The couple is living with their two young children in Queens, the most polyglot borough of New York, as the book begins. Having left Peru without papers in search of more opportunity, their life is constrained, their finances shaky.
Forced to take menial jobs, Lucho is working nights as a cab driver while Ana works days as a seamstress in a factory. Their family of four is temporarily housed in a single room of an apartment owned by Lucho’s cousin Valeria, who makes no secret of her disdain for Ana’s origins and is jealous of Ana’s rapport with Rubén, her husband.
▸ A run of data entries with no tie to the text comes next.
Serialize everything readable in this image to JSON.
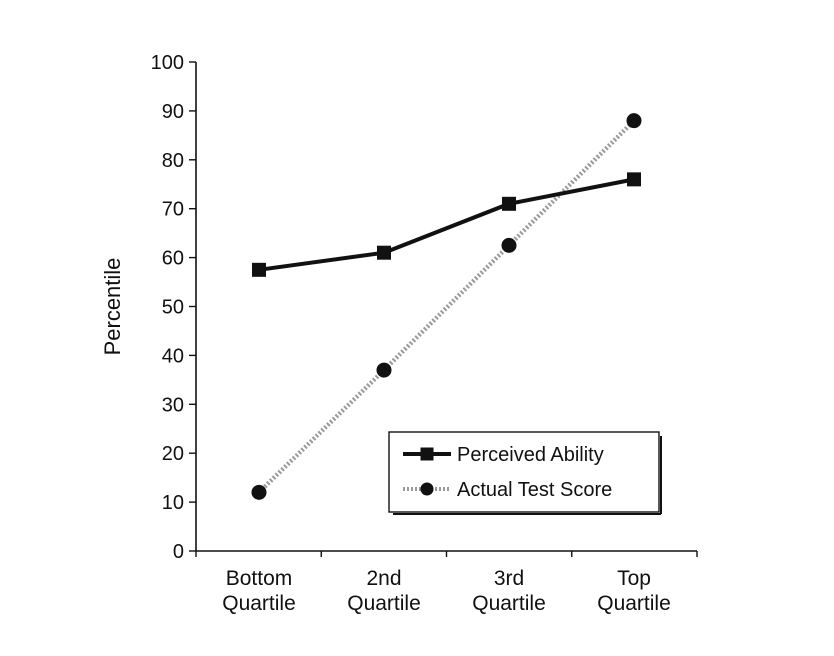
{
  "chart_data": {
    "type": "line",
    "title": "",
    "xlabel": "",
    "ylabel": "Percentile",
    "ylim": [
      0,
      100
    ],
    "yticks": [
      "0",
      "10",
      "20",
      "30",
      "40",
      "50",
      "60",
      "70",
      "80",
      "90",
      "100"
    ],
    "categories": [
      [
        "Bottom",
        "Quartile"
      ],
      [
        "2nd",
        "Quartile"
      ],
      [
        "3rd",
        "Quartile"
      ],
      [
        "Top",
        "Quartile"
      ]
    ],
    "series": [
      {
        "name": "Perceived Ability",
        "values": [
          57.5,
          61,
          71,
          76
        ],
        "marker": "square",
        "style": "solid",
        "color": "#111111"
      },
      {
        "name": "Actual Test Score",
        "values": [
          12,
          37,
          62.5,
          88
        ],
        "marker": "circle",
        "style": "dotted",
        "color": "#111111"
      }
    ],
    "legend": {
      "placement": "bottom-right",
      "boxed": true
    },
    "grid": false
  }
}
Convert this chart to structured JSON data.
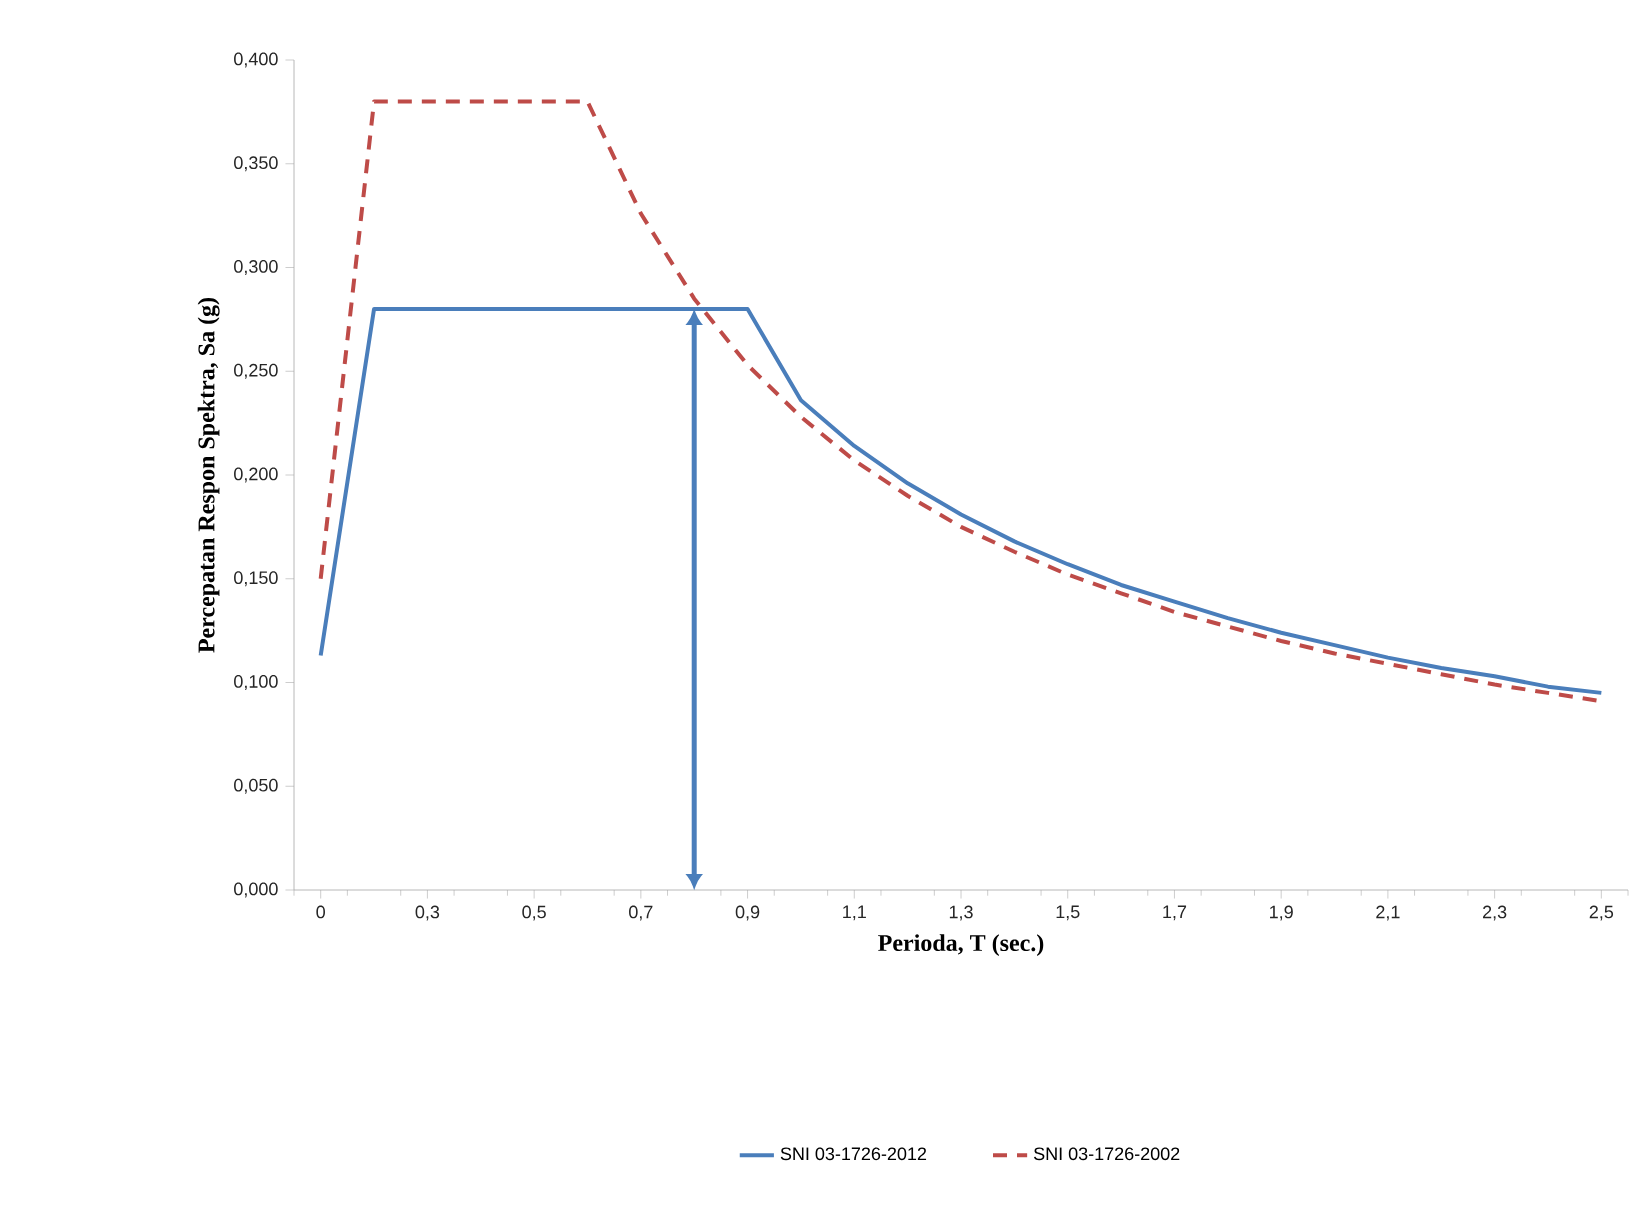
{
  "chart_data": {
    "type": "line",
    "xlabel": "Perioda, T (sec.)",
    "ylabel": "Percepatan Respon Spektra, Sa (g)",
    "categories": [
      "0",
      null,
      "0,3",
      null,
      "0,5",
      null,
      "0,7",
      null,
      "0,9",
      null,
      "1,1",
      null,
      "1,3",
      null,
      "1,5",
      null,
      "1,7",
      null,
      "1,9",
      null,
      "2,1",
      null,
      "2,3",
      null,
      "2,5"
    ],
    "series": [
      {
        "name": "SNI 03-1726-2012",
        "color": "#4a7ebb",
        "line_style": "solid",
        "values": [
          0.113,
          0.28,
          0.28,
          0.28,
          0.28,
          0.28,
          0.28,
          0.28,
          0.28,
          0.236,
          0.214,
          0.196,
          0.181,
          0.168,
          0.157,
          0.147,
          0.139,
          0.131,
          0.124,
          0.118,
          0.112,
          0.107,
          0.103,
          0.098,
          0.095
        ]
      },
      {
        "name": "SNI 03-1726-2002",
        "color": "#be4b48",
        "line_style": "dashed",
        "values": [
          0.15,
          0.38,
          0.38,
          0.38,
          0.38,
          0.38,
          0.326,
          0.285,
          0.253,
          0.228,
          0.207,
          0.19,
          0.175,
          0.163,
          0.152,
          0.143,
          0.134,
          0.127,
          0.12,
          0.114,
          0.109,
          0.104,
          0.099,
          0.095,
          0.091
        ]
      }
    ],
    "ylim": [
      0,
      0.4
    ],
    "yticks": [
      {
        "value": 0,
        "label": "0,000"
      },
      {
        "value": 0.05,
        "label": "0,050"
      },
      {
        "value": 0.1,
        "label": "0,100"
      },
      {
        "value": 0.15,
        "label": "0,150"
      },
      {
        "value": 0.2,
        "label": "0,200"
      },
      {
        "value": 0.25,
        "label": "0,250"
      },
      {
        "value": 0.3,
        "label": "0,300"
      },
      {
        "value": 0.35,
        "label": "0,350"
      },
      {
        "value": 0.4,
        "label": "0,400"
      }
    ],
    "grid": false,
    "legend": "bottom",
    "marker": "none"
  }
}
As Rivero unveils both the backstory of Ana and Lucho as well as their daily struggle, it is obvious how complicated their life—and by extension those of so many undocumented immigrants—becomes when relatives are too close for comfort yet too necessary to leave. Bickering is inevitable. Ana tries to stay calm, while Lucho becomes withdrawn.
Ana is a strong woman determined to give her children a future in the United States; Lucho hints they would be better off returning to Lima. Ana’s factory is a hive of gossip. Her coworkers are outwardly friendly yet always aware the possibility of raids by immigration authorities.
Ana’s best friend from her Peruvian village also works at the factory, yet is far more savvy than her married friend. It is fascinating to watch them visit a pharmacy catering to immigrants, where women seek medical advice (they fear physicians and hospitals will inquire about their legal status) and buy prescription medicine under the counter.
With no access to banks, Ana must borrow from a moneylender incongruously nicknamed Mama. As collateral Mama holds the lease on Lucho’s precious Lima home. When Ana falls short on her payments, she seeks help from Mama’s husband, a slimy sexual predator.
Throughout The Affair of the Falcóns, Rivero hammers away at class and color distinctions. As a “chola” (derogatory slang for mixed race) Ana has followed the dictum of “Marry up. Marry light.” Her friend Betty is “blanquiñosa, white enough that her skin hurt if she was outside for too long.” When Ana confides that Lucho would like to send their children to Peru, Betty replies, “Back to live with his mother. Of course, you can’t do that. Not with your past.”
“At least no one here looks at me like I’m a cockroach,” Ana says.
“Everyone here looks at his like we’re cockroaches,” Ana.”
And so the pecking order goes, with Ana always at the bottom. As she spends hours buying ingredients with which to make Peruvian specialties in Valeria’s kitchen, Ana clings to a dream of someday opening a restaurant. “it might all, somehow erase the very things that made her seem so discardable,” even to the Falcón family.
An inevitable blow-up between Valeria and Ana at last hastens the family to move, to an apartment in a poorer neighborhood, where uneven windows allow the winter wind to seep inside. The Affairs of the Falcóns, though marred by repetition, is a deep dive into the impossible world of the undocumented in today’s society.